Speaker
Description
The ALICE experiment's Grid resources vary significantly in terms of memory capacity, CPU cores, and resource management. Memory allocation for scheduled jobs depends on the hardware constraints of the executing machines, system configurations, and batch queuing policies. The O2 software framework introduces multi-core tasks where deployed processes share resources. To accommodate these new use cases, most Grid sites provide ALICE with multi-core slots of a customizable amount of cores. The Grid middleware manages the resources within a slot, sub-partitioning and distributing them among allocated jobs. This allows for parallel execution of jobs with different natures and usage patterns within the same resource-sharing slot. From the scheduling system's perspective, this job set is treated as a single unit for resource usage accounting. Overconsumption by any job can lead to the entire slot being killed, terminating all co-executing ALICE jobs. To prevent this and promote job completion with reasonable resource usage, the Grid middleware should implement targeted preemption of top-consuming jobs when overall consumption approaches the system's killing threshold.

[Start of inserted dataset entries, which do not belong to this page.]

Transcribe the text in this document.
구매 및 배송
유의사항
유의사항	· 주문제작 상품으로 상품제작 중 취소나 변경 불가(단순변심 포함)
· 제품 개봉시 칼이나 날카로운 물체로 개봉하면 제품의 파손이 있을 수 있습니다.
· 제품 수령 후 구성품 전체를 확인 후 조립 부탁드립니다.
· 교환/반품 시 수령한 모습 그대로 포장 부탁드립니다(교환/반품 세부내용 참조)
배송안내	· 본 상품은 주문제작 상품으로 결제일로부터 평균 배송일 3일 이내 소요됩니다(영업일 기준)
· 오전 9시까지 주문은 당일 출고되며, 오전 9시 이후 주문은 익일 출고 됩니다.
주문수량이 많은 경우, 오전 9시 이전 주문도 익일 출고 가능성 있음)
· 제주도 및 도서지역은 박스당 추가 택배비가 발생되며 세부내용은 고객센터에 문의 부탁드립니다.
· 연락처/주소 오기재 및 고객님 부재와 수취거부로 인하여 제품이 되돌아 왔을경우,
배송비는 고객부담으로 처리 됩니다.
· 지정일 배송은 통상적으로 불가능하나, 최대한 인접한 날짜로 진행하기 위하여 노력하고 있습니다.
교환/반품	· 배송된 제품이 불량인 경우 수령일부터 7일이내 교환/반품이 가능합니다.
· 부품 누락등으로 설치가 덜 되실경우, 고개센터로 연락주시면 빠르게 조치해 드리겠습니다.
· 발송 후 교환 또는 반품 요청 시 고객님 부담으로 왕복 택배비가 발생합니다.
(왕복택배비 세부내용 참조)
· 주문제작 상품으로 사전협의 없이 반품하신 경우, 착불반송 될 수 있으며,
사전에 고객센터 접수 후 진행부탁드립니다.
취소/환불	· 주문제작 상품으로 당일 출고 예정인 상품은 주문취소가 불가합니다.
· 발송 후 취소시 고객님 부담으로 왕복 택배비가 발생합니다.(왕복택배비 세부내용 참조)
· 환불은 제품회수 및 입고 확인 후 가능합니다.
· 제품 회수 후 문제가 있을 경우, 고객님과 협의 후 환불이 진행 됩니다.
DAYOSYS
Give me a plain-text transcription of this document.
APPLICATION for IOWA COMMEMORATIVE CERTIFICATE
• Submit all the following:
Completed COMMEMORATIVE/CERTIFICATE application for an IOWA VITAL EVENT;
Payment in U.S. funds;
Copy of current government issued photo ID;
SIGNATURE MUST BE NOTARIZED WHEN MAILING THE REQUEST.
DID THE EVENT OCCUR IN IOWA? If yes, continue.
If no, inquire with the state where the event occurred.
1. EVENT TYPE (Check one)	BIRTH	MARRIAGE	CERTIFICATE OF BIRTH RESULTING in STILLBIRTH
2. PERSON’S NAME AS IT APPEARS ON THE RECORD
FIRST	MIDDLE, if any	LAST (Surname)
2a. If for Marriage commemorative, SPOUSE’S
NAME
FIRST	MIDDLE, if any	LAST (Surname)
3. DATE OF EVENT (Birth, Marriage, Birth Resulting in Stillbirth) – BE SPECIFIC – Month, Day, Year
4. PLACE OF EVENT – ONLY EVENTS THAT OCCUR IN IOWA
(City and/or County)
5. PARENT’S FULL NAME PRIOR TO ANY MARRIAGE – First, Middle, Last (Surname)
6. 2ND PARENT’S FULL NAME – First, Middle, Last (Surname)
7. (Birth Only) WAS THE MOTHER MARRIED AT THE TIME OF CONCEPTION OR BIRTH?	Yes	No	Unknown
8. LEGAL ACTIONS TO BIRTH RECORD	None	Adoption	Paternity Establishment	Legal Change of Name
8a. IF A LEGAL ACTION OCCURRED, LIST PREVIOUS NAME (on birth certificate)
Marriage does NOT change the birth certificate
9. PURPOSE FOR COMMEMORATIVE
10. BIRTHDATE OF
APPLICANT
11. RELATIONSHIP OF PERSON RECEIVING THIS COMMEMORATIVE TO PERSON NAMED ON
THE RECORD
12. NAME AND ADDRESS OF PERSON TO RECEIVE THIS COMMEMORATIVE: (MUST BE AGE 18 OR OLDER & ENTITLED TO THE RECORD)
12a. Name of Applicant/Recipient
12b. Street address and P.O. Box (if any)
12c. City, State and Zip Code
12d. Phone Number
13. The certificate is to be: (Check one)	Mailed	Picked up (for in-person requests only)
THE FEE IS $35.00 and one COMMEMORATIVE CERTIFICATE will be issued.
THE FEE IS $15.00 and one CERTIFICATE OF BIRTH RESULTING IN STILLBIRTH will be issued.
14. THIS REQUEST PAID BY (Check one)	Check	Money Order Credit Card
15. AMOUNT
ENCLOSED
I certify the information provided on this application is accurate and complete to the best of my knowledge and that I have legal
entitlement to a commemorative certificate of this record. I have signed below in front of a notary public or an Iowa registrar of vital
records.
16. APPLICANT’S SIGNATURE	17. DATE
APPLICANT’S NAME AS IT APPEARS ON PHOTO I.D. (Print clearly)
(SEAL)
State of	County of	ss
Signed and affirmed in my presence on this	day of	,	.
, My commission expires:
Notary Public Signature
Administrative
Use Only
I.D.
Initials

This paper analyzes site resource limiting procedures, including killing policies and memory thresholds, and the design of the ALICE Grid middleware framework's methodology for targeted preemption. Preemption decisions are made in real time, considering various factors of running payloads, weighted according to experiment priorities, to maximize efficiency and successful task completion.
References
Paper related to multi-core job support in the ALICE Grid - https://dx.doi.org/10.1088/1742-6596/2438/1/012009
Significance
The contribution presents an analysis of Grid site resource allocation limiting procedures, including killing policies and memory thresholds, and the design of the ALICE Grid middleware framework's methodology for targeted preemption of over-consuming jobs. Preemption decisions are made in real time, considering various factors of running payloads, weighted according to experiment priorities, to maximize efficiency and successful task completion.